I think your being unreasonable. I'd let my boyfriend go, mainly because he is his own person and hardly needs my permission to do anything. I trust him to be faithful and if he did do something I would expect him to tell me and I'd review the relationship at that point. Its a boys holiday, if he has any sense of decency he can go and enjoy the holiday without being unfaithful.

Tbh I'd be more annoyed that he went without me, than the fact that he went at all.

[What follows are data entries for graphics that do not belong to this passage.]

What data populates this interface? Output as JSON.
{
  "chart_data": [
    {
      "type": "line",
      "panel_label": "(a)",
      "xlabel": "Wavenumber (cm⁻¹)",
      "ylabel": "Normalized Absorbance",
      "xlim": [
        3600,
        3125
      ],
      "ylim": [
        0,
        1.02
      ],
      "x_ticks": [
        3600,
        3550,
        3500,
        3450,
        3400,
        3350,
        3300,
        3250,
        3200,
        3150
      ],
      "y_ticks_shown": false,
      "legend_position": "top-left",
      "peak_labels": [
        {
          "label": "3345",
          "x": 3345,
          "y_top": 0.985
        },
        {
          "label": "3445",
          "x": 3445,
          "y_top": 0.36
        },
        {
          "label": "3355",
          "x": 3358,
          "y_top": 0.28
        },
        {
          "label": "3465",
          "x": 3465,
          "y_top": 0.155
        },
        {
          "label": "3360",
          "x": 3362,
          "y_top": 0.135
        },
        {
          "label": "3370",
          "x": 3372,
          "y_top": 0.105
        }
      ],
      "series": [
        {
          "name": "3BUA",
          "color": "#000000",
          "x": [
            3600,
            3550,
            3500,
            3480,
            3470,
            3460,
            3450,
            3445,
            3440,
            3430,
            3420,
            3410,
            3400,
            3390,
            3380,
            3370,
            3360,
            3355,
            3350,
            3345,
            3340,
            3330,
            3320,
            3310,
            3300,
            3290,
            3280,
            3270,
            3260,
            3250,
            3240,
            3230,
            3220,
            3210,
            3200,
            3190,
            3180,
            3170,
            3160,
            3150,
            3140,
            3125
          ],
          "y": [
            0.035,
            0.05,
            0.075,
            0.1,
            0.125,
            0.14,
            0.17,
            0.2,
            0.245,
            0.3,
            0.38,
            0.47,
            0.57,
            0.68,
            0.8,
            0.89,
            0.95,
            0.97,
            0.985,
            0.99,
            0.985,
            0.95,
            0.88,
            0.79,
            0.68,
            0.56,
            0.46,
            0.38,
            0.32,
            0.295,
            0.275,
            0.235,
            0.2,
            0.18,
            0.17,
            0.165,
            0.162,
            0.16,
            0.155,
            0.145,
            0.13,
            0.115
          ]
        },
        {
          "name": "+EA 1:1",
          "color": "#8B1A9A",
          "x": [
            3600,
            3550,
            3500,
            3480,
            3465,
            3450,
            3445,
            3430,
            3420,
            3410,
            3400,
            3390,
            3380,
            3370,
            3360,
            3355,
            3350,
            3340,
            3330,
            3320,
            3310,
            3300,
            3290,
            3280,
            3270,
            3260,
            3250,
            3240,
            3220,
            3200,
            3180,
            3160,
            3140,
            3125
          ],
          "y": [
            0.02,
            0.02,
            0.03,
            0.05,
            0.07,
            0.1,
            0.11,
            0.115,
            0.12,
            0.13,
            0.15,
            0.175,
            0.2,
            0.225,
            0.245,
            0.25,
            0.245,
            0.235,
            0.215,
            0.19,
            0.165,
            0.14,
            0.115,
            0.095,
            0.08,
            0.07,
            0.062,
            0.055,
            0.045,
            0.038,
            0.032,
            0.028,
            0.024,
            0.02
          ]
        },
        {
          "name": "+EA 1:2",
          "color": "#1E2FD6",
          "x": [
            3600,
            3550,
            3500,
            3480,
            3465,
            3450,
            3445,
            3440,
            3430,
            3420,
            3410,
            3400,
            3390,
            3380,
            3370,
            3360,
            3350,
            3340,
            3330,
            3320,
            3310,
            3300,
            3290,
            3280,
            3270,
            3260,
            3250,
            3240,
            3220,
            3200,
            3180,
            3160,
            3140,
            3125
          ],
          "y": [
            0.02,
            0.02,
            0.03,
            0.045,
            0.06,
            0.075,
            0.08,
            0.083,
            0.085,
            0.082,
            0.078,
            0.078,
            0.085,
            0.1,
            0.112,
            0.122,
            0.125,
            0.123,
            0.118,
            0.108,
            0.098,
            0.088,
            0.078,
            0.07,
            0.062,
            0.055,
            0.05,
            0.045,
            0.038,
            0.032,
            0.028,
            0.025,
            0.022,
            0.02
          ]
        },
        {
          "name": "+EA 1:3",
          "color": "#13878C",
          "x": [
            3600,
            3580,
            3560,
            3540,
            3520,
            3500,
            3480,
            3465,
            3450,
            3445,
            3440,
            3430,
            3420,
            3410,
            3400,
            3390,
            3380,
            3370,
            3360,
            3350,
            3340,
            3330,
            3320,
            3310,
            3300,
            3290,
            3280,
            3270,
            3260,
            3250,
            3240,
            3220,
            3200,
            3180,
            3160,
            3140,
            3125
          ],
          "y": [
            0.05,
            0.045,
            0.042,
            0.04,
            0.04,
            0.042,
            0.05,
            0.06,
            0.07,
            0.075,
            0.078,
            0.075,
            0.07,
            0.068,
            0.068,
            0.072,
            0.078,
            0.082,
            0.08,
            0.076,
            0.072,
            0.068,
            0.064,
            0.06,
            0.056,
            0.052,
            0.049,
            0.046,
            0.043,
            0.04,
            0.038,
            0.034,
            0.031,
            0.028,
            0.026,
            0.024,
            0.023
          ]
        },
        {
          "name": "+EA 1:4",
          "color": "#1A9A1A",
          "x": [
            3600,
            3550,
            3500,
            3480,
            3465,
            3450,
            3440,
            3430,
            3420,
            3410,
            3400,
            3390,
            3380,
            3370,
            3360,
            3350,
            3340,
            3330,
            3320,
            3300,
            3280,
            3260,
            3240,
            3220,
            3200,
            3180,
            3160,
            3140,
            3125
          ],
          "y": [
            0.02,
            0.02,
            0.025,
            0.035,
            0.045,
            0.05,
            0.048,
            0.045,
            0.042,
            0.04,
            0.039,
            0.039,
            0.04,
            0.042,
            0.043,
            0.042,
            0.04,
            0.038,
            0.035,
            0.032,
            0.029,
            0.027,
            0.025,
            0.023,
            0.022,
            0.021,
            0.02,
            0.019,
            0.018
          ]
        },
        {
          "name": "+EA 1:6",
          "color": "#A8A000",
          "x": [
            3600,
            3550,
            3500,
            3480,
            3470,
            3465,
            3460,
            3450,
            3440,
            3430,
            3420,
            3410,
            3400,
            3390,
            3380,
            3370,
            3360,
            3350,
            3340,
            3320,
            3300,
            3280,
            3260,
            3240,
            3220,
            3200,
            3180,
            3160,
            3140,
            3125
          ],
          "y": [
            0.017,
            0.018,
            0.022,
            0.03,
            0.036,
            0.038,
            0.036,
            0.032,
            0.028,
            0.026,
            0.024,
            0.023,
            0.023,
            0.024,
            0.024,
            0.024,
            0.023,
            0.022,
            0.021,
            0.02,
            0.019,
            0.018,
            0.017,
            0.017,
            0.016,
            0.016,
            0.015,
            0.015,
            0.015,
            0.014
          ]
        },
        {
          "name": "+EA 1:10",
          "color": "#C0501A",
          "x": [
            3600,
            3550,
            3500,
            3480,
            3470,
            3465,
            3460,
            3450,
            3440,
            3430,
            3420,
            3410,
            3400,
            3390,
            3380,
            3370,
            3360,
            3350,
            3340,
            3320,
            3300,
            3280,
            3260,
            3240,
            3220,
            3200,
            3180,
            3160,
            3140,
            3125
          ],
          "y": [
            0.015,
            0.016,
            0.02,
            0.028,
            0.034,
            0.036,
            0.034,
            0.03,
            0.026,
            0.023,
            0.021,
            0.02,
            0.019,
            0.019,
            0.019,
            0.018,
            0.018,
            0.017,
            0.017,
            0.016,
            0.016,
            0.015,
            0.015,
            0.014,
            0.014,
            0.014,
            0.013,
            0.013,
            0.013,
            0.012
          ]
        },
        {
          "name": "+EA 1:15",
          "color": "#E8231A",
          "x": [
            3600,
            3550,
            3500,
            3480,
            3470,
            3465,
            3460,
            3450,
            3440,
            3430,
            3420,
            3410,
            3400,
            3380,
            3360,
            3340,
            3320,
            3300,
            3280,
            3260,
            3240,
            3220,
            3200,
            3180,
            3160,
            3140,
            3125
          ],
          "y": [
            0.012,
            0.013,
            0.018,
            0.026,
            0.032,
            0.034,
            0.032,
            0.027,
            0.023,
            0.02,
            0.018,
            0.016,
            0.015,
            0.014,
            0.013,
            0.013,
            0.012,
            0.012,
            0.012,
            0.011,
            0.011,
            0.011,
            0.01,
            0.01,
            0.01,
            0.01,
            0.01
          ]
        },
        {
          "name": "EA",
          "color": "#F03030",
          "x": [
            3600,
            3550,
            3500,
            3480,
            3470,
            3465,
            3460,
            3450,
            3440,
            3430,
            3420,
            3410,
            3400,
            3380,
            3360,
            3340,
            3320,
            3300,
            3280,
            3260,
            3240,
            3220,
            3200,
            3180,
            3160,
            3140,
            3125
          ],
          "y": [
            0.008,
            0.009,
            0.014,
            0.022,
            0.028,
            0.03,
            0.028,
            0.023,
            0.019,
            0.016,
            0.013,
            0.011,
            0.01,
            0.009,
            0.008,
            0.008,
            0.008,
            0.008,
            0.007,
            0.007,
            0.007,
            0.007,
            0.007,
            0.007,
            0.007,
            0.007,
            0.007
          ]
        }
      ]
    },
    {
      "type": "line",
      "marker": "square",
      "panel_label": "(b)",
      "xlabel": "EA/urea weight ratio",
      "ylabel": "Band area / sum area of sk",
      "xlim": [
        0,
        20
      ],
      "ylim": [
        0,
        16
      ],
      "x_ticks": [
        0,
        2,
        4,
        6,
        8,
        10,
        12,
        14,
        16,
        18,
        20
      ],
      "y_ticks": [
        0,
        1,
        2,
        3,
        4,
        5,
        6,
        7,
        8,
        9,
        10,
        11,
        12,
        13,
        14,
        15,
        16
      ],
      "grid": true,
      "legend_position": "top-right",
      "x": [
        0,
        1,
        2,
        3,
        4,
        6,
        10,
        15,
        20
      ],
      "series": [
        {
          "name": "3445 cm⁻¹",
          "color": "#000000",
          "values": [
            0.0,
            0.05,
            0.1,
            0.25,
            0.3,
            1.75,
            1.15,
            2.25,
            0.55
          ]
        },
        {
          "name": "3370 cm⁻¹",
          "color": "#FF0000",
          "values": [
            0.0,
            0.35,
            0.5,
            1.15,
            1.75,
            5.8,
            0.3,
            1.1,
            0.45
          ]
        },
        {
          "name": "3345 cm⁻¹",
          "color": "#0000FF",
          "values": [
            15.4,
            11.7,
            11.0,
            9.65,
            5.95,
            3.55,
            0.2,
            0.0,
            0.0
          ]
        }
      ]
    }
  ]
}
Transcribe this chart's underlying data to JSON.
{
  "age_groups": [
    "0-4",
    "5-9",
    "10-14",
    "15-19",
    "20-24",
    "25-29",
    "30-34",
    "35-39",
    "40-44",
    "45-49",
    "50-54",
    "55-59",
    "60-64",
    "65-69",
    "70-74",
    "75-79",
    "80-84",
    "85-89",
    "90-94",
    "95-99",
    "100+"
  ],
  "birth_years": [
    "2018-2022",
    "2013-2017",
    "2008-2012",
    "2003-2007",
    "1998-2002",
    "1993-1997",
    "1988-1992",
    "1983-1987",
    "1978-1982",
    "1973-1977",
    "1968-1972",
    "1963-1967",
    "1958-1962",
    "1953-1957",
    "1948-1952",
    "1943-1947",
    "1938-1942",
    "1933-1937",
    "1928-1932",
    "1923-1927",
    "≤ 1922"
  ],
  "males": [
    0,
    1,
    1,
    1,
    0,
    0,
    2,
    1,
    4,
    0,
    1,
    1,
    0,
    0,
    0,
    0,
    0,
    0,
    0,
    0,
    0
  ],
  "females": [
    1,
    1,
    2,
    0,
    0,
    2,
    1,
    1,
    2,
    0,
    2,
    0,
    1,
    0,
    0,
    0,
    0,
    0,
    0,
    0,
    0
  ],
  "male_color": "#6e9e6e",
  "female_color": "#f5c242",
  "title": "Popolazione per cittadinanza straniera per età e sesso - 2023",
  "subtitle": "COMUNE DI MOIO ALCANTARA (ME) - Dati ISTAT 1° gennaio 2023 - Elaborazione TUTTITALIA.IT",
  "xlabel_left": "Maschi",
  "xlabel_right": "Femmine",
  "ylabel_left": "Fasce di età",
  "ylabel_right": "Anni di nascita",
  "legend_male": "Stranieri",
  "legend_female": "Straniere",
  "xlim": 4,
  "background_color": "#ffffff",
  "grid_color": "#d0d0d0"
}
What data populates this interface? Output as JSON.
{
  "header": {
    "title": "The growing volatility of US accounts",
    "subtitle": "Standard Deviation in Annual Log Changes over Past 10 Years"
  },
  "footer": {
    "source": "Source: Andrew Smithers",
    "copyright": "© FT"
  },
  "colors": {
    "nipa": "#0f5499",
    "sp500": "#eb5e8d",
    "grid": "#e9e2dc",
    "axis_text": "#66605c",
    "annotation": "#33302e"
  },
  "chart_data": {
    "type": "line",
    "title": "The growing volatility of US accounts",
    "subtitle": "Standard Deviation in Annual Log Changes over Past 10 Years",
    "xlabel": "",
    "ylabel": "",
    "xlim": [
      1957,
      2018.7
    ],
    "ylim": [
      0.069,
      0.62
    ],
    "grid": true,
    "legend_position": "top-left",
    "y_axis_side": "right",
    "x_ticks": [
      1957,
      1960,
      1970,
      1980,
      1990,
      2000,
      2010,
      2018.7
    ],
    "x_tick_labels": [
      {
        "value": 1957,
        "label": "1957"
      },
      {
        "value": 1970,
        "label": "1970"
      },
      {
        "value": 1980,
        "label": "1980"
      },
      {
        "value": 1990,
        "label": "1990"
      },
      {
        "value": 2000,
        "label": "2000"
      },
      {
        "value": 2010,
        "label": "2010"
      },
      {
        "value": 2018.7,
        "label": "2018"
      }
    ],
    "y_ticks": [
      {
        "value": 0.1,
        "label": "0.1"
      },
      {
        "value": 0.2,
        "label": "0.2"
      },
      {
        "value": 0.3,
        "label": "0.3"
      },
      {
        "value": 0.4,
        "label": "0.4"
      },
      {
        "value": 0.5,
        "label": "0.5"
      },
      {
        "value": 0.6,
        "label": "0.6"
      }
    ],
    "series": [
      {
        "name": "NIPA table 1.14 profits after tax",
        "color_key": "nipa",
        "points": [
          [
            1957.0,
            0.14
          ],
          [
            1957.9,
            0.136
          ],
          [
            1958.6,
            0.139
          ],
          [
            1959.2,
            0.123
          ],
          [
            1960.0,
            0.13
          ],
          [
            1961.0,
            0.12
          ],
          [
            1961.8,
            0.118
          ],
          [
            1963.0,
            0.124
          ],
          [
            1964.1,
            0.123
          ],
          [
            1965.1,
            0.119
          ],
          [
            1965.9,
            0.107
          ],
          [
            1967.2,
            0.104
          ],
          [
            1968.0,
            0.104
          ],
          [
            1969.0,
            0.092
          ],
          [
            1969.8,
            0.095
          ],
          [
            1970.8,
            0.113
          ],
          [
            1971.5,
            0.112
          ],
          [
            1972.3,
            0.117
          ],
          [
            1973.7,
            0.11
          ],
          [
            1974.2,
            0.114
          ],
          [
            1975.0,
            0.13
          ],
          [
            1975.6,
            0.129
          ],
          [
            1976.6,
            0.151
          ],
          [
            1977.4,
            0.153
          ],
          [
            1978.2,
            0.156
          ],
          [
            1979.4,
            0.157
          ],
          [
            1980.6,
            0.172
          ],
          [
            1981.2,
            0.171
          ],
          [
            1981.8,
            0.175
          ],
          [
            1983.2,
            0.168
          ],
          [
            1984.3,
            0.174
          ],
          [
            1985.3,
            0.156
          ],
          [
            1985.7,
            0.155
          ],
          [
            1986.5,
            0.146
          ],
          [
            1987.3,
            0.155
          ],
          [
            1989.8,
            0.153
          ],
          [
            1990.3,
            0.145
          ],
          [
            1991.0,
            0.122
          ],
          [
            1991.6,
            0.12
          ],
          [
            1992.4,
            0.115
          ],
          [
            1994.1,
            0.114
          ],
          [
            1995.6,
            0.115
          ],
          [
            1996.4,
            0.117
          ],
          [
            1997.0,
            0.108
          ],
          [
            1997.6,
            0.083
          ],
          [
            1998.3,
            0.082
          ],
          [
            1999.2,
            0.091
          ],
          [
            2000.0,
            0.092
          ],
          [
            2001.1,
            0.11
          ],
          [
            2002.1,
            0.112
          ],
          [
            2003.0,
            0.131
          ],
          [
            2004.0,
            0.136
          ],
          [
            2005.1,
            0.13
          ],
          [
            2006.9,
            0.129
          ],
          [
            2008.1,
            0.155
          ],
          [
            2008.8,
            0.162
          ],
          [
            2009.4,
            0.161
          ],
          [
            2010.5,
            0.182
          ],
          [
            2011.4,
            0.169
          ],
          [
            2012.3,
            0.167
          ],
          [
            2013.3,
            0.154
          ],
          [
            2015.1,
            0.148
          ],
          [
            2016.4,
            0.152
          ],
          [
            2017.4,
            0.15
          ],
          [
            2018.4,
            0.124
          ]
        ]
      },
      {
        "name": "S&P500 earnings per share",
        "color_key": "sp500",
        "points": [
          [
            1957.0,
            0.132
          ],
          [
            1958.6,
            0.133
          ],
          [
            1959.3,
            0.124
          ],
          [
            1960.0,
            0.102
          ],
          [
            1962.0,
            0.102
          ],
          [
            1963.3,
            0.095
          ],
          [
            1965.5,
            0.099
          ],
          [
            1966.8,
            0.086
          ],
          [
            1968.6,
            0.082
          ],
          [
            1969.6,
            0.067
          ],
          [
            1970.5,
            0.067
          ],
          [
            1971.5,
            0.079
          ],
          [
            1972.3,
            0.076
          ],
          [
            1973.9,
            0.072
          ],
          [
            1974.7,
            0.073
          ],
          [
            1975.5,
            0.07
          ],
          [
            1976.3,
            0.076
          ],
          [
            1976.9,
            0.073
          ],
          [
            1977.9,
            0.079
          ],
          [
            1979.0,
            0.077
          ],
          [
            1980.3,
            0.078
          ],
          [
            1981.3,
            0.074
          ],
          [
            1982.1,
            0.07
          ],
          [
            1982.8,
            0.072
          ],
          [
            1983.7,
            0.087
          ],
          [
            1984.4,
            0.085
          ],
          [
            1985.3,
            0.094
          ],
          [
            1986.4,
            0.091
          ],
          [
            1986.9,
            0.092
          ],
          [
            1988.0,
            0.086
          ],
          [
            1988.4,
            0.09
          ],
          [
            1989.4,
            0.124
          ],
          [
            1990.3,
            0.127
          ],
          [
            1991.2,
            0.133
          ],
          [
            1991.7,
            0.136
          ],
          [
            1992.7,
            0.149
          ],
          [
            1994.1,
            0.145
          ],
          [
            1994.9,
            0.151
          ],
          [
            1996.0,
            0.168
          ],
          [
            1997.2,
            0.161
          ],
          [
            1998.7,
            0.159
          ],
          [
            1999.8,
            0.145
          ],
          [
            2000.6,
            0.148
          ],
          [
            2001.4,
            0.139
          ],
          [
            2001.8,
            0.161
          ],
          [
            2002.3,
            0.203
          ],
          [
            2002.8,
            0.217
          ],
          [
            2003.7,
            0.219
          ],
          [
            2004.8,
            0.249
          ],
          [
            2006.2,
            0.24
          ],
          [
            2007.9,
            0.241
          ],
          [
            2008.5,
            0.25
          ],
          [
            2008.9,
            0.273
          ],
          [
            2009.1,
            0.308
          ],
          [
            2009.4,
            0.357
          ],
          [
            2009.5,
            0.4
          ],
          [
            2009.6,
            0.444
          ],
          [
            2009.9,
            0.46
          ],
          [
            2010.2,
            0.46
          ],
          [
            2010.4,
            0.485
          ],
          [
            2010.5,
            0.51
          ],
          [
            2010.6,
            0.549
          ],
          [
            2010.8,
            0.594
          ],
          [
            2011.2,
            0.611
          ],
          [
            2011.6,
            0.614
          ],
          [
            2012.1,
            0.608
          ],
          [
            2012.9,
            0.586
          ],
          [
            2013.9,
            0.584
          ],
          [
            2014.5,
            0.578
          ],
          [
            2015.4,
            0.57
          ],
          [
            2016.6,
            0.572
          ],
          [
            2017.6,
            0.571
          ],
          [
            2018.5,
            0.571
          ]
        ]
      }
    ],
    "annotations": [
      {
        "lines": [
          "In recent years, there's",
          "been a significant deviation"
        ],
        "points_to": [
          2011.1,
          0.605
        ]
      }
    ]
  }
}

I know this is old but this is for everyone Your being harshI am going to Amsterdam with my boyfriend now I'm lucky because my boyfriend is decent and would never pay for sex. However no I don't think your being unreasonable because although there is trust there putting temptation is such a worry. I trust my Boyf but I would hate him to go to Amsterdam with his mates drinking and stuff and this is why although he is a decent guy he is still a maleThe science of males is they all like to be alpha male and everyone knows that there boyfriend watches porn and if a gorgeous girl was offering sex at the cheap prices they do and there drunk and when a guy gets drunk and high they usually want sex and there not thinking strate it is the nature of every male. Yes my boyfriend is decent but the temptations there and anything could happen ad the type of person I am I see it as cheating and why would you let your boyfriend cheat the whole point of being in a relatipnship is to be loyal to eachother and be togetherIt's a bit strong saying youll break up with him but if I was in your position I wouldn't feel comfortable but talk to him and explain the situation in reverse when I do that to my boyfriend it works :smile:
Reply 99
Original post by Anonymous
I know this is old but this is for everyone Your being harshI am going to Amsterdam with my boyfriend now I'm lucky because my boyfriend is decent and would never pay for sex. However no I don't think your being unreasonable because although there is trust there putting temptation is such a worry. I trust my Boyf but I would hate him to go to Amsterdam with his mates drinking and stuff and this is why although he is a decent guy he is still a maleThe science of males is they all like to be alpha male and everyone knows that there boyfriend watches porn and if a gorgeous girl was offering sex at the cheap prices they do and there drunk and when a guy gets drunk and high they usually want sex and there not thinking strate it is the nature of every male. Yes my boyfriend is decent but the temptations there and anything could happen ad the type of person I am I see it as cheating and why would you let your boyfriend cheat the whole point of being in a relatipnship is to be loyal to eachother and be togetherIt's a bit strong saying youll break up with him but if I was in your position I wouldn't feel comfortable but talk to him and explain the situation in reverse when I do that to my boyfriend it works :smile:


"The science of males". Slow down, Stephen Hawking, you're blowing my mind with your incredible psychological insight.